On the upside, the judgment does provide valuable clarification as to how the case should be assessed if viewed through the lens of indirect discrimination. This may prove practically significant, as experience shows that even where direct discrimination is formally removed, discriminatory effects often re-emerge—consciously or unconsciously—through ostensibly neutral criteria. One can easily imagine, for instance, that the Danish legislator might in the future abandon the explicit reference to “non-Western immigrants and their descendants”, while continuing to target specific neighbourhoods through socio-economic indicators that would, in practice, place that very group at a particular disadvantage.
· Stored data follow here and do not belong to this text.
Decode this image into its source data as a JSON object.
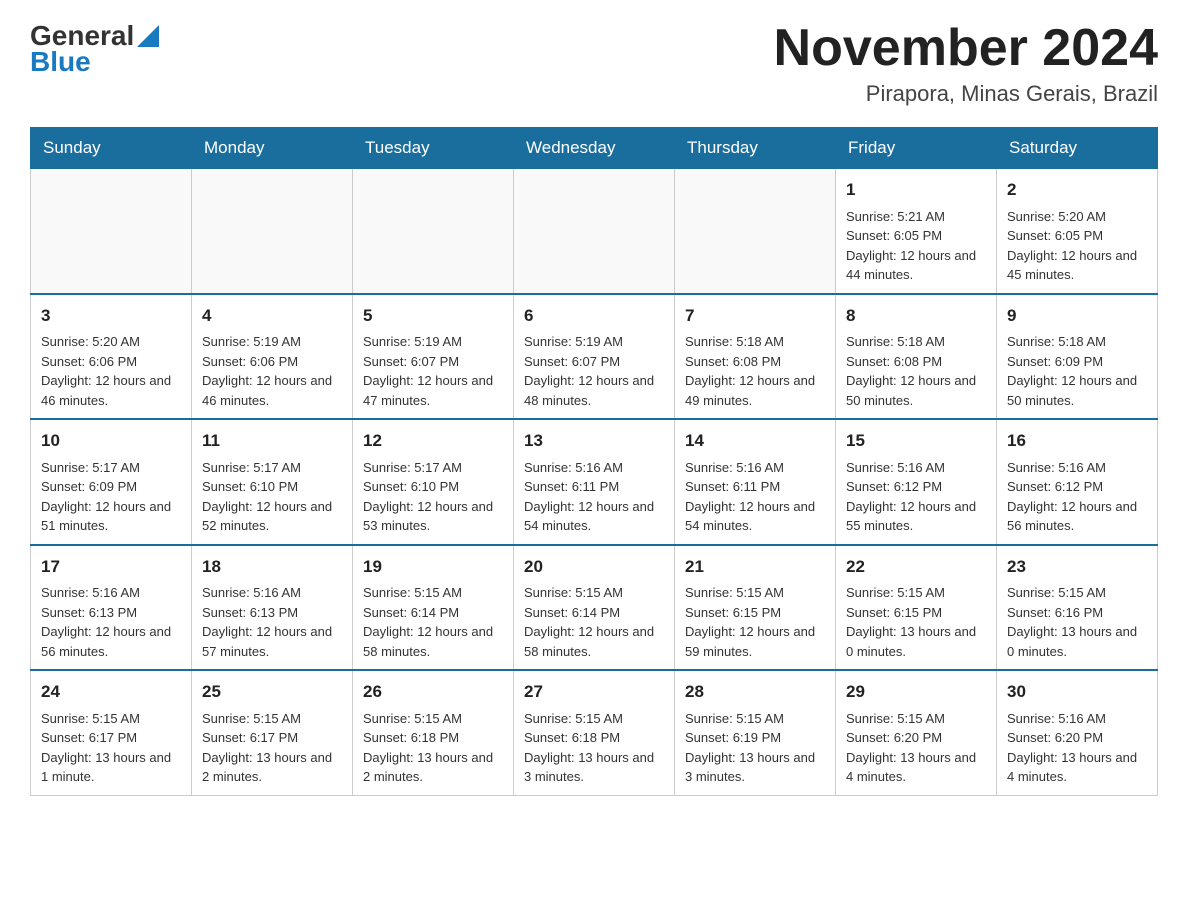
{
  "logo": {
    "general": "General",
    "blue": "Blue"
  },
  "title": "November 2024",
  "location": "Pirapora, Minas Gerais, Brazil",
  "weekdays": [
    "Sunday",
    "Monday",
    "Tuesday",
    "Wednesday",
    "Thursday",
    "Friday",
    "Saturday"
  ],
  "weeks": [
    [
      {
        "day": "",
        "info": ""
      },
      {
        "day": "",
        "info": ""
      },
      {
        "day": "",
        "info": ""
      },
      {
        "day": "",
        "info": ""
      },
      {
        "day": "",
        "info": ""
      },
      {
        "day": "1",
        "info": "Sunrise: 5:21 AM\nSunset: 6:05 PM\nDaylight: 12 hours and 44 minutes."
      },
      {
        "day": "2",
        "info": "Sunrise: 5:20 AM\nSunset: 6:05 PM\nDaylight: 12 hours and 45 minutes."
      }
    ],
    [
      {
        "day": "3",
        "info": "Sunrise: 5:20 AM\nSunset: 6:06 PM\nDaylight: 12 hours and 46 minutes."
      },
      {
        "day": "4",
        "info": "Sunrise: 5:19 AM\nSunset: 6:06 PM\nDaylight: 12 hours and 46 minutes."
      },
      {
        "day": "5",
        "info": "Sunrise: 5:19 AM\nSunset: 6:07 PM\nDaylight: 12 hours and 47 minutes."
      },
      {
        "day": "6",
        "info": "Sunrise: 5:19 AM\nSunset: 6:07 PM\nDaylight: 12 hours and 48 minutes."
      },
      {
        "day": "7",
        "info": "Sunrise: 5:18 AM\nSunset: 6:08 PM\nDaylight: 12 hours and 49 minutes."
      },
      {
        "day": "8",
        "info": "Sunrise: 5:18 AM\nSunset: 6:08 PM\nDaylight: 12 hours and 50 minutes."
      },
      {
        "day": "9",
        "info": "Sunrise: 5:18 AM\nSunset: 6:09 PM\nDaylight: 12 hours and 50 minutes."
      }
    ],
    [
      {
        "day": "10",
        "info": "Sunrise: 5:17 AM\nSunset: 6:09 PM\nDaylight: 12 hours and 51 minutes."
      },
      {
        "day": "11",
        "info": "Sunrise: 5:17 AM\nSunset: 6:10 PM\nDaylight: 12 hours and 52 minutes."
      },
      {
        "day": "12",
        "info": "Sunrise: 5:17 AM\nSunset: 6:10 PM\nDaylight: 12 hours and 53 minutes."
      },
      {
        "day": "13",
        "info": "Sunrise: 5:16 AM\nSunset: 6:11 PM\nDaylight: 12 hours and 54 minutes."
      },
      {
        "day": "14",
        "info": "Sunrise: 5:16 AM\nSunset: 6:11 PM\nDaylight: 12 hours and 54 minutes."
      },
      {
        "day": "15",
        "info": "Sunrise: 5:16 AM\nSunset: 6:12 PM\nDaylight: 12 hours and 55 minutes."
      },
      {
        "day": "16",
        "info": "Sunrise: 5:16 AM\nSunset: 6:12 PM\nDaylight: 12 hours and 56 minutes."
      }
    ],
    [
      {
        "day": "17",
        "info": "Sunrise: 5:16 AM\nSunset: 6:13 PM\nDaylight: 12 hours and 56 minutes."
      },
      {
        "day": "18",
        "info": "Sunrise: 5:16 AM\nSunset: 6:13 PM\nDaylight: 12 hours and 57 minutes."
      },
      {
        "day": "19",
        "info": "Sunrise: 5:15 AM\nSunset: 6:14 PM\nDaylight: 12 hours and 58 minutes."
      },
      {
        "day": "20",
        "info": "Sunrise: 5:15 AM\nSunset: 6:14 PM\nDaylight: 12 hours and 58 minutes."
      },
      {
        "day": "21",
        "info": "Sunrise: 5:15 AM\nSunset: 6:15 PM\nDaylight: 12 hours and 59 minutes."
      },
      {
        "day": "22",
        "info": "Sunrise: 5:15 AM\nSunset: 6:15 PM\nDaylight: 13 hours and 0 minutes."
      },
      {
        "day": "23",
        "info": "Sunrise: 5:15 AM\nSunset: 6:16 PM\nDaylight: 13 hours and 0 minutes."
      }
    ],
    [
      {
        "day": "24",
        "info": "Sunrise: 5:15 AM\nSunset: 6:17 PM\nDaylight: 13 hours and 1 minute."
      },
      {
        "day": "25",
        "info": "Sunrise: 5:15 AM\nSunset: 6:17 PM\nDaylight: 13 hours and 2 minutes."
      },
      {
        "day": "26",
        "info": "Sunrise: 5:15 AM\nSunset: 6:18 PM\nDaylight: 13 hours and 2 minutes."
      },
      {
        "day": "27",
        "info": "Sunrise: 5:15 AM\nSunset: 6:18 PM\nDaylight: 13 hours and 3 minutes."
      },
      {
        "day": "28",
        "info": "Sunrise: 5:15 AM\nSunset: 6:19 PM\nDaylight: 13 hours and 3 minutes."
      },
      {
        "day": "29",
        "info": "Sunrise: 5:15 AM\nSunset: 6:20 PM\nDaylight: 13 hours and 4 minutes."
      },
      {
        "day": "30",
        "info": "Sunrise: 5:16 AM\nSunset: 6:20 PM\nDaylight: 13 hours and 4 minutes."
      }
    ]
  ]
}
Some key takeaways from The Court’s analysis are: 1) that the aim of “ensuring successful integration of third-country nationals (TCNs)” is legitimate in principle; 2) the potential of the Danish scheme to actually promote social cohesion and integration is viewed as doubtful, not least because it does not apply to “vulnerable residential areas” that are socioeconomically comparable to “transformation areas” but without a majority “non-Western” population (§§ 162-163); 3) in addition to the requirements of appropriateness and necessity, which are expressly mentioned in Article 2(2)(b) RED, the Court examines the measures’ proportionality stricto sensu, something that has not commonly done before (see here and here); 4) regarding this proportionality stricto sensu, it must be taken into account that the right to respect for the home is a fundamental right protected by the EU Fundamental Rights Charter (Article 7) and that, according to ECtHR case law, the loss of one’s home constitutes “a most extreme form of interference” (§ 170).


Structural discrimination

In sum, there is a clear suggestion that the Danish scheme would also have to be considered as indirectly discriminatory – at least if a particular disadvantage to one or more ethnic groups can be established. The judgment can thus be readily qualified as an important blow to Denmark’s “ghetto” policy. Still, from a perspective of structural equality several problematic aspects remain – we round off this blog by mentioning two of them. The first, already raised by one of us elsewhere, is that the judgment entrenches the existing distinction between EU citizens and third-country nationals whereby only the latter are deemed in need of integration. This becomes evident in the indirect discrimination analysis, where it is pointed out that “integration” is a legitimate public interest only where third-country nationals are concerned (§ 151) – the subtext being that EU citizens are by definition already integrated.

Second, the Court seems to leave open the possibility that, under certain circumstances, “gentrification” measures such as those imposed by Denmark might be proportionate. This suggestion is troubling, given that those measures reflect a discriminatory logic that runs even deeper than the use of stereotypes in legislative documents or the harm suffered by individual tenants who are forced to leave their homes. At the basis of Denmark’s (or perhaps any) integration policy lies the rationality of Goldberg’s ‘racial state’ – the notion that at its core the modern state serves to protect public order by excluding the racialised other. It follows that any proportionality analysis cannot meaningfully abstract from the fact that the policy is premised on the stigmatization of racialised and impoverished communities. Yet is seems that the Court failed to recognise this, unlike in CHEZ where it expressly acknowledged the offensive and stigmatising nature of the practice at issue (§§84 and 108).

In short, there are several positive points to be noted about the judgment. These are, in particular, the Court’s acknowledgement that race discrimination does not turn on the presence of a homogeneous ethnic group, its recognition of the stigmatisation inherent in the so-called ‘ghetto law’ and its engagement with international instruments and proportionality in the indirect discrimination analysis. Still, the Court stops short of addressing the central issue at stake: the systemic and structural character of racialised exclusion. By avoiding a direct confrontation with structural racism, the Court ultimately does not get to the bottom of what makes the Danish ‘ghetto law’ so deeply problematic.